The term “radiation exposure” alone carries significant risks. Exposure, when accumulated, can pose threats to life. Those working in hospitals, in my opinion, are the most capable and adept at handling such radiation in the safest manner. Thus, collaboration with hospitals was essential for research on radiation exposure. The decision to utilize medical equipment was influenced by the high level of trust associated with medical devices, as they are used on patients, and by the consultation with Professor Cho Shin-haeng.
Q5. What impact do you expect this research to have on academia?
At the current research stage, I find it challenging to anticipate a direct impact on academia. However, as I mentioned earlier, I think it would be great if the convergence of medical and semiconductors could be presented in a way that leads to a change in perception, and contributes to the advancement of technology in various forms of convergence.
Q6. Were there any challenges or difficulties encountered during the course of your research?
Experimentally, the stability of the perovskite solar cell we used was still not in good condition. This posed difficulties in the fabrication and analysis of the components. However, despite the instability, the perovskite solar cells demonstrated a strong radiation tolerance compared to conventional solar cells. This characteristic made the research more manageable than studies utilizing organic materials. Theoretically, since our research involved the convergence of different fields, there were challenges in understanding each other and studying to verify whether the hypotheses presented were accurate. Despite the difficulties in this process, it is gratifying to see that the effort resulted in positive research outcomes.
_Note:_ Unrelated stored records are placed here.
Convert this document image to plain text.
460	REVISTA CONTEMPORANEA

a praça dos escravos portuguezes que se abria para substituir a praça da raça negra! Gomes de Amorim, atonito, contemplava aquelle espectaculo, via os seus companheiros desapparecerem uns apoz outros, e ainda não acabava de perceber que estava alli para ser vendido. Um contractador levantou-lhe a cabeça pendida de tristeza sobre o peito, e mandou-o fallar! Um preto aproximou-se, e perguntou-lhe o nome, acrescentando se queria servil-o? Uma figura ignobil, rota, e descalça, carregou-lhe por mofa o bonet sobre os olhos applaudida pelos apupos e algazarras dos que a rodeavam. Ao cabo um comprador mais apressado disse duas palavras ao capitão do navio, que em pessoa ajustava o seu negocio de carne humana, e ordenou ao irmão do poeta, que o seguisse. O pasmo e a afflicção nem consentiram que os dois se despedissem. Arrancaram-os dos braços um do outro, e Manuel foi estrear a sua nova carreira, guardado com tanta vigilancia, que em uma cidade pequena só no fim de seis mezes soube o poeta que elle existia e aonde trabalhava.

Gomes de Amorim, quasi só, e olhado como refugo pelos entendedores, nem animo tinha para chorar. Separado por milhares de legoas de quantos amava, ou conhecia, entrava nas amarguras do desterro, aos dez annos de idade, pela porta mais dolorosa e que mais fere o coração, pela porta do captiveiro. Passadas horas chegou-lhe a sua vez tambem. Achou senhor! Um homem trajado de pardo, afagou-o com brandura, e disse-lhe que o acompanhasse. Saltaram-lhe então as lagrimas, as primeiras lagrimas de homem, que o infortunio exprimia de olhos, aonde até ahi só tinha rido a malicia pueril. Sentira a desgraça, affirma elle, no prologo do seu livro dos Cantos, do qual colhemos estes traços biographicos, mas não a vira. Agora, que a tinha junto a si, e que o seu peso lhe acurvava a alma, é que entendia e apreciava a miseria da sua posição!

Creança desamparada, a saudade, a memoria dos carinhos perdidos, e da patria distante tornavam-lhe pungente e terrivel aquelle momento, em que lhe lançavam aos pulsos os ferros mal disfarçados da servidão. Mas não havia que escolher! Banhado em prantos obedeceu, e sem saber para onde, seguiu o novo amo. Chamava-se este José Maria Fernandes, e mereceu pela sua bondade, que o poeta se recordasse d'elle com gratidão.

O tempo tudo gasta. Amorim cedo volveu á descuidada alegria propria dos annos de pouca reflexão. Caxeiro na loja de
Q7. As a researcher, what do you think should be the future research direction for the field of physical chemistry in South Korea?
In my opinion, the fundamental aspect of research direction lies in understanding the roots. To use an analogy, it's like tracing the roots of a very large tree, aiming towards the deepest part. Even if the destination may not be the deepest point yet, it is crucial to share the experiences and approaches with other researchers, minimizing trial and error, and collaborating to eventually reach the deepest point. In terms of research, this translates to collaborative research, applying methods used in different fields to discover the deepest roots of physical chemistry. By incorporating approaches from various disciplines, we may uncover the deepest roots of the “physical chemistry tree.”
Q8. Please introduce your future research plans.
Future research plans are to create wearable devices, one form of nextgeneration optoelectronics, through the combination of healthcare and energy photoelectric conversion elements devices. The goal is to produce devices that can easily monitor health in daily life. Moreover, I plan to develop transparent and flexible optoelectronic devices. Through this, I intend to explore a world where expansive displays can be unfolded and folded, even in confined spaces such as vehicles.